So I've come to a point where I have Windows services reading from ActiveMQ = AMQ (it's MOM software) and feeding a system via a COM connector. The COM connector seems to be holding up really well. Last night I was tossing messages at AMQ at a rate of 10 per second. These messages are about 150-200 characters in size. I tested 360010 message going through. The messages finally ended up in a database. This morning I checked and 360010 messages where in the table! Also the software I use to track the status of the AMQ showed that 360010 messages had been put on a queue, and the same amount read off. So things are looking up.
I used Ruby to send the messages onto AMQ. I think I have mentioned before that there is a simple messaging protocol called STOMP, which I used to connect to AMQ from Ruby. AMQ has a snappy transport connector which allows you to do this. AMQ also allows you to write your own transport connector, so if you don't like a protocol write your own :)
I'm testing changes I made to the STOMP Ruby client. I made it much easier to use the client to send messages that get marshalled in the AMQ STOMP transport connector. The client as it came did not make it possible to send what would be a JMS TextMessage in AMQ. Messages that came from the basic client came into AMQ and got marshalled into the JMS BinaryMessage type. The AMQ transport allows for marshalling to BinaryMessage or TextMessage, depending on STOMP header settings. With some simple Ruby coding I have a modified client that now has an extra method 'sendTextMessage'. When using this method the message in AMQ will be marshalled as a TextMessage! TextMessage fits our current purposes better than BinaryMessage.

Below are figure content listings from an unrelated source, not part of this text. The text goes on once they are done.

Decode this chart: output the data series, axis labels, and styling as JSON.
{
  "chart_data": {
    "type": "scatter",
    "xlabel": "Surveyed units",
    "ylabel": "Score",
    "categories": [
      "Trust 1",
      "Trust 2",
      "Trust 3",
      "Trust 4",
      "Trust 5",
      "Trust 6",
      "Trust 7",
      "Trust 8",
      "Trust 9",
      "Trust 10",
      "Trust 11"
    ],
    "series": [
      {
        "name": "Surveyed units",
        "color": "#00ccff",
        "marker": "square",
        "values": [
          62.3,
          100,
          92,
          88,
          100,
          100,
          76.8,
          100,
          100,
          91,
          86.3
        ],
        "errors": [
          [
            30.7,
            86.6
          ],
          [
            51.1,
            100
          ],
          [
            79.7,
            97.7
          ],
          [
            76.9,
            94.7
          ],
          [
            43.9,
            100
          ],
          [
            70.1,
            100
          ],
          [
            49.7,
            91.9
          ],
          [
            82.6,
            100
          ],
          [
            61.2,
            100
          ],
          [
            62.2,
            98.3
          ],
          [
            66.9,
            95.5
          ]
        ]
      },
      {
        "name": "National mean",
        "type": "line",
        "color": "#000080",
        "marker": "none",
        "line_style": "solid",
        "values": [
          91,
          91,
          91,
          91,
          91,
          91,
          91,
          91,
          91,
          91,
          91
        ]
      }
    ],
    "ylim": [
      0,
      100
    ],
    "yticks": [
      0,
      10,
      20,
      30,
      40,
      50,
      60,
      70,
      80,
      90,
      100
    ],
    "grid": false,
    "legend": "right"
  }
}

So back to the testing. I have 4 producers spitting 20 messages a second onto a queue, and one consumer reading messages off of the queue as fast as it can. I'm up near 200k messages sent/received and counting. I'll see if things can break at some point :) I also have the Windows service coming on and off to take messages from this queue. This tests how well things are handled with consumers going down and coming online on the fly.
So the big picture is to be able to easily integrate a M$ product into a ESB using the AMQ messaging system. Rather than have to handle the problem of the M$ product dying and data being dropped we will have a scenario where messages are kept and fed over when the product comes back online. We should also have an easy time reusing bizz logic components in the ESB.